Gunaikurnai and Wotjobaluk creative Ben Abbatangelo introduced the piece by saying that there ‘are a lot of things about the Queen’s death that doesn’t sit well with Blackfellas,' before ‘inviting’ the audience to ‘lean into these truths’.
His segment criticised the ‘overwhelmingly positive’ media coverage of the Queen’s death, while adding that it came as ‘no surprise’.
“It’s history once again being written to the hymn of whiteness,” he said, before pointing out that the Queen and monarchy “represent a system of colonialism, a practice that has crippled generations of First Nations people”.
The writer sat down with Indigenous leaders Meriki Onus and Celeste Liddle to get a perspective that was lost in the vast majority of positive media coverage.
“As an Aboriginal person living in the colony, it was more obvious that we’re living in a completely different reality to everybody else here,” activist and author Meriki told Ben.
“This fanfare that they have for this person who’s so far removed from our reality … it’s weird and it’s really strange to watch.
“In fact, I do find it a bit insulting.” she said.
Celeste told Ben that the backlash aimed at anyone who says something negative about the monarchy has grown even bigger after the Queen’s death.
She also argued that the Queen shouldn’t be celebrated, because she’s "a direct descendant of people who signed off on our dispossession.”
“She benefits from that. This absurd idea that this one family has been bestowed the gift from God to rule over us all? The slavery, the dispossession, the resources that they’ve gotten wealthy off — she’s the direct representative of that system,” she said passionately.
“It seems bonkers to me that a system like that can still exist, and that people are so quick to reinforce it.”
Meriki also added that it ‘was not lost on her’ that the Queen could have a funeral that cost £9,000,000, but many First Nations families struggle to pay for funerals due to the system that the monarchy created in Australia.
“That wealth was gained by the dispossession of my family, and people,” she said passionately.
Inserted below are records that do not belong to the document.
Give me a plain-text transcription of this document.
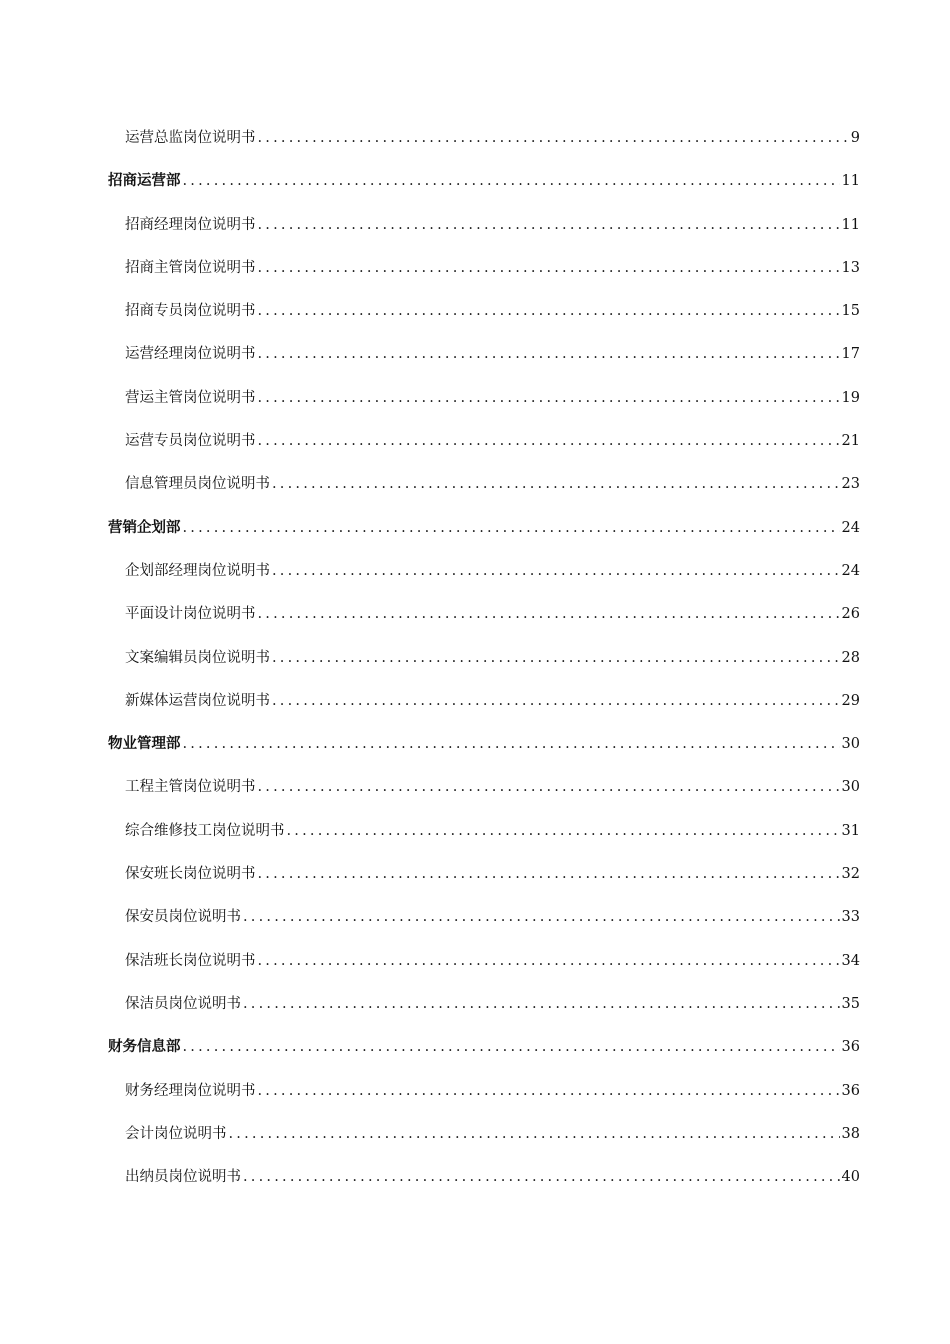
运营总监岗位说明书 .....	9
招商运营部 .....	11
招商经理岗位说明书 .....	11
招商主管岗位说明书 .....	13
招商专员岗位说明书 .....	15
运营经理岗位说明书 .....	17
营运主管岗位说明书 .....	19
运营专员岗位说明书 .....	21
信息管理员岗位说明书 .....	23
营销企划部 .....	24
企划部经理岗位说明书 .....	24
平面设计岗位说明书 .....	26
文案编辑员岗位说明书 .....	28
新媒体运营岗位说明书 .....	29
物业管理部 .....	30
工程主管岗位说明书 .....	30
综合维修技工岗位说明书 .....	31
保安班长岗位说明书 .....	32
保安员岗位说明书 .....	33
保洁班长岗位说明书 .....	34
保洁员岗位说明书 .....	35
财务信息部 .....	36
财务经理岗位说明书 .....	36
会计岗位说明书 .....	38
出纳员岗位说明书 .....	40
As Australia paid tribute to Queen Elizabeth II, our First Nations community were left feeling differently. @benjyabba speaks to other First Nations people about how they felt and why it's important the country starts talking about what the monarchy stands for.#TheProjectTV pic.twitter.com/3Yio1yhXUC
— The Project (@theprojecttv) September 30, 2022
After the segment aired, Ben admitted that he felt ‘revved up’ hearing the leaders tell their stories.
“It’s been a very clarifying couple of weeks. To see the media and so many people default to uphold the whiteness of it all has been really extravagant,” he told the panel.
Fellow panellist Hamish Macdonald was curious to know how Ben felt while watching Australian leaders proclaiming “God save the King”.
“It’s absurd, how do you feel?” Ben replied. “We’re saying from our vantage point, ‘Hey, everyone’s getting screwed.’ At the bottom of this, we certainly are — but all of you, how does this sit with you?”
The Project shared the full segment on all their social media accounts but turned comments off in an effort to keep the conversation centred around the First Nations’ community perspective.